ESMO Congress 2023 | OncologyPRO

Abstract 532P

Background

Glioblastoma is the most common and aggressive type of primary brain tumor, with a high morbidity and mortality rate. Nitric oxide (NO) has been shown to have diverse effects on various cancers, including glioblastoma. Nitric oxide synthase (NOS) activation has been implicated in the growth and progression of glioblastoma. In this study, we investigated the effects of our novel two drugs HU-53 and HU-54, on the U87-MG cell line and a xenograft model of glioblastoma. Both drugs attenuate nitrative stress through different mechanisms.

Methods

NOD.CB17-Prkdc-scid/NCrHsd mice were used for the xenograft subcutaneous tumor model to evaluate the ability of HU-53 and HU-54 treatment regimens. Both treatments were given intraperitoneally. Tumor weight and volume were measured during the study. The experiments were also carried out on the human-derived U87-MG cells. Nitrite content was measured biochemically by Griess assay. Immunofluorescence and immunoblotting assessed nitrosative stress.

Results

We found that treatment with the combo-drug resulted in a significant decrease (P<0.0001) in cell viability and proliferation as compared to vehicle in the U87-MG cell line.

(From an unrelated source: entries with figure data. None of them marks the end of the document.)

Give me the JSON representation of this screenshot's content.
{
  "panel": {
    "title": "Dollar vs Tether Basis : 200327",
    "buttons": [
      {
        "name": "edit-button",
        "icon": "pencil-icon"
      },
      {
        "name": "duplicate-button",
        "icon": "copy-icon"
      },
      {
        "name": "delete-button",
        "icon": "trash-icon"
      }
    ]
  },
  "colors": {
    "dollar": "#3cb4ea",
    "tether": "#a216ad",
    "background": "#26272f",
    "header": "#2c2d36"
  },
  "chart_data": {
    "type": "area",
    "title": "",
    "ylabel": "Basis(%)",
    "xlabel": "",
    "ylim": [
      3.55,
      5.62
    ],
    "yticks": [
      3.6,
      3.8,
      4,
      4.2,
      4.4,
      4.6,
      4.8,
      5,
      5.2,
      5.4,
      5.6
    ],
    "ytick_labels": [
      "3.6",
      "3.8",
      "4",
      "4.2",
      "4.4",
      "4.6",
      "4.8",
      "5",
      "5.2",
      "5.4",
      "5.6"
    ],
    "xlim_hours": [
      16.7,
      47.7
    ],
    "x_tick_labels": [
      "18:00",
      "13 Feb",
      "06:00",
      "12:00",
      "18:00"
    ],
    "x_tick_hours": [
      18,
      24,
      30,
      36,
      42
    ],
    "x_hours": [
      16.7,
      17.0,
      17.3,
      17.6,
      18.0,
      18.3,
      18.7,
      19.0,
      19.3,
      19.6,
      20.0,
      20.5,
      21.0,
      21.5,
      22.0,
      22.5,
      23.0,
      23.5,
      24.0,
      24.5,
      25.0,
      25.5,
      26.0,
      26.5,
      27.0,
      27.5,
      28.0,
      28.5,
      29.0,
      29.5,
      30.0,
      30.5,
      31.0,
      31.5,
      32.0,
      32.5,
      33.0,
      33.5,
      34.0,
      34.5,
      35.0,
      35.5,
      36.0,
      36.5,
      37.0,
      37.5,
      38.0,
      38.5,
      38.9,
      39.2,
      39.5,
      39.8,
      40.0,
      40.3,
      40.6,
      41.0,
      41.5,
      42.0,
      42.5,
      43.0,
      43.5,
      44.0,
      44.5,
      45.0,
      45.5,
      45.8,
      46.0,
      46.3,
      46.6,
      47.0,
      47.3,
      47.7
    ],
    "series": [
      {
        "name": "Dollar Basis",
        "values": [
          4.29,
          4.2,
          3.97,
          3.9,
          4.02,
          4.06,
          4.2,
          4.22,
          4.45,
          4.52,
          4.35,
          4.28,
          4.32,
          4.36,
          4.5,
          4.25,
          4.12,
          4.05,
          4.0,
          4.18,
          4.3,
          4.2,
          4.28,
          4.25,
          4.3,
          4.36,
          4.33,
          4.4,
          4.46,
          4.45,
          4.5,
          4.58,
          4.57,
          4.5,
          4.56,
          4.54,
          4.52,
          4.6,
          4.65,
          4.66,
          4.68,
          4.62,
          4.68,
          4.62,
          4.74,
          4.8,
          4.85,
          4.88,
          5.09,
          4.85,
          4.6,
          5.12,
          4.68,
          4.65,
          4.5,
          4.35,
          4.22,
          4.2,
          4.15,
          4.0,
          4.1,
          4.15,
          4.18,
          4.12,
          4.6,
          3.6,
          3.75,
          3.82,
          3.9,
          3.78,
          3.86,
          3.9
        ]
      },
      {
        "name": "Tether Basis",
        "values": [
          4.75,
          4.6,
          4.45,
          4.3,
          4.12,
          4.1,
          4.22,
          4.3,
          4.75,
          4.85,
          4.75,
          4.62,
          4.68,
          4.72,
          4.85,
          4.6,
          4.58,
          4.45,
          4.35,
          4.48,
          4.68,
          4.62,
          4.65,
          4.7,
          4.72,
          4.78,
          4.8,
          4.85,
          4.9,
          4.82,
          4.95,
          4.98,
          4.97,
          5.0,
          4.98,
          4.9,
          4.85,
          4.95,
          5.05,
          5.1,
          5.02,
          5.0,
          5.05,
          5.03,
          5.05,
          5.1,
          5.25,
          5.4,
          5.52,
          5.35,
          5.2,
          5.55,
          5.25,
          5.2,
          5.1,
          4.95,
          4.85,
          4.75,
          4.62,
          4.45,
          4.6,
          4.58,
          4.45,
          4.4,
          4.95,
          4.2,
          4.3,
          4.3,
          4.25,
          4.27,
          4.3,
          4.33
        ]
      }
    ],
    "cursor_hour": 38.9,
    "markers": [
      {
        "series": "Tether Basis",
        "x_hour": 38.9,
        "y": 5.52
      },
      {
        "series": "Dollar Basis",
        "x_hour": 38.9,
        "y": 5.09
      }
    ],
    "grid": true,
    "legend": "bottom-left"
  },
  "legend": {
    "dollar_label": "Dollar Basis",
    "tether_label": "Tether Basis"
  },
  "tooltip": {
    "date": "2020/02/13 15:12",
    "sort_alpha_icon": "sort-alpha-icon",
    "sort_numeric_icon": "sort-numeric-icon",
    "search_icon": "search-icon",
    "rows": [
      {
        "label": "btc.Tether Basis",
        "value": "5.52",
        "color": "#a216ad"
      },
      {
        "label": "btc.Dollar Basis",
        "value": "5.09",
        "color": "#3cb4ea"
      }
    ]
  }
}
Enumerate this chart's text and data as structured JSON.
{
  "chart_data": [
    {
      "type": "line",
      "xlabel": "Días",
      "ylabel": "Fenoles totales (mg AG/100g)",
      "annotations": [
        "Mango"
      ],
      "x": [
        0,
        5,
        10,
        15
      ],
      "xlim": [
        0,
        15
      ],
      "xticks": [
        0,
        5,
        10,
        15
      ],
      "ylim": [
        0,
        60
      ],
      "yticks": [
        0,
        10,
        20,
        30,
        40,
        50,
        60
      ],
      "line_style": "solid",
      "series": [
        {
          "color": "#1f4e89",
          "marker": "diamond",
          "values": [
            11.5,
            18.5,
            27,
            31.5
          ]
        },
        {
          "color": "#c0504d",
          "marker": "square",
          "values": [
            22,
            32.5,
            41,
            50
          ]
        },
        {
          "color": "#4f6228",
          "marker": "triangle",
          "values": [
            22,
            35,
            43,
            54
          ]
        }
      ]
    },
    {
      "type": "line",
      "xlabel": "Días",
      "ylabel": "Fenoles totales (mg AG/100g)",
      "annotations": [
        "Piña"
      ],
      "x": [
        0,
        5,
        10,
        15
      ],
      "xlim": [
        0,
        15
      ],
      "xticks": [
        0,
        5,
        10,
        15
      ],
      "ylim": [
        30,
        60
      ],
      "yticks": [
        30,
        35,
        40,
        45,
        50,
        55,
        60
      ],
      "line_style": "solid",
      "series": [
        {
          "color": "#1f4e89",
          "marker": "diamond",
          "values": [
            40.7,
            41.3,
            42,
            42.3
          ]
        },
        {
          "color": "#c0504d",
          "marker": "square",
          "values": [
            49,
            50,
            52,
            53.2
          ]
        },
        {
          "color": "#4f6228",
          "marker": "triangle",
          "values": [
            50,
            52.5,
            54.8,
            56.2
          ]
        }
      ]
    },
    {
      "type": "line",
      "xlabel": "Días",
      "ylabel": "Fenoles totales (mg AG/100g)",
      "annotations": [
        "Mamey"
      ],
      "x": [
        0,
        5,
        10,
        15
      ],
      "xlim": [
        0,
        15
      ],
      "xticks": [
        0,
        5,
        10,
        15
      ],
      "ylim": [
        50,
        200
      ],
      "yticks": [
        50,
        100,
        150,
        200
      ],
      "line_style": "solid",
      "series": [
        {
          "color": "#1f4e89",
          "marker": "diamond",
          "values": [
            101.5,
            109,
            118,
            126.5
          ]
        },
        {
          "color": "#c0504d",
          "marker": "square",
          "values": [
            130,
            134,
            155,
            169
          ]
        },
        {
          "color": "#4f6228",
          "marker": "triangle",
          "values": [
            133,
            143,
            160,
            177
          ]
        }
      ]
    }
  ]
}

The combo-drug also induced apoptosis as evidenced by increased caspase-3 activity. In addition, treatment with HU-53 and HU-54 resulted in a significant reduction (p<0.0001) in tumor growth in the xenograft model of glioblastoma, as demonstrated by decreased tumor volume and weight. Furthermore, we observed that the combo treatment resulted in a significant decrease in the level of nitrite content (p<0.02) and 3-Nitrotyrosine (a marker of nitrosative stress) which are important mediators of glioblastoma growth.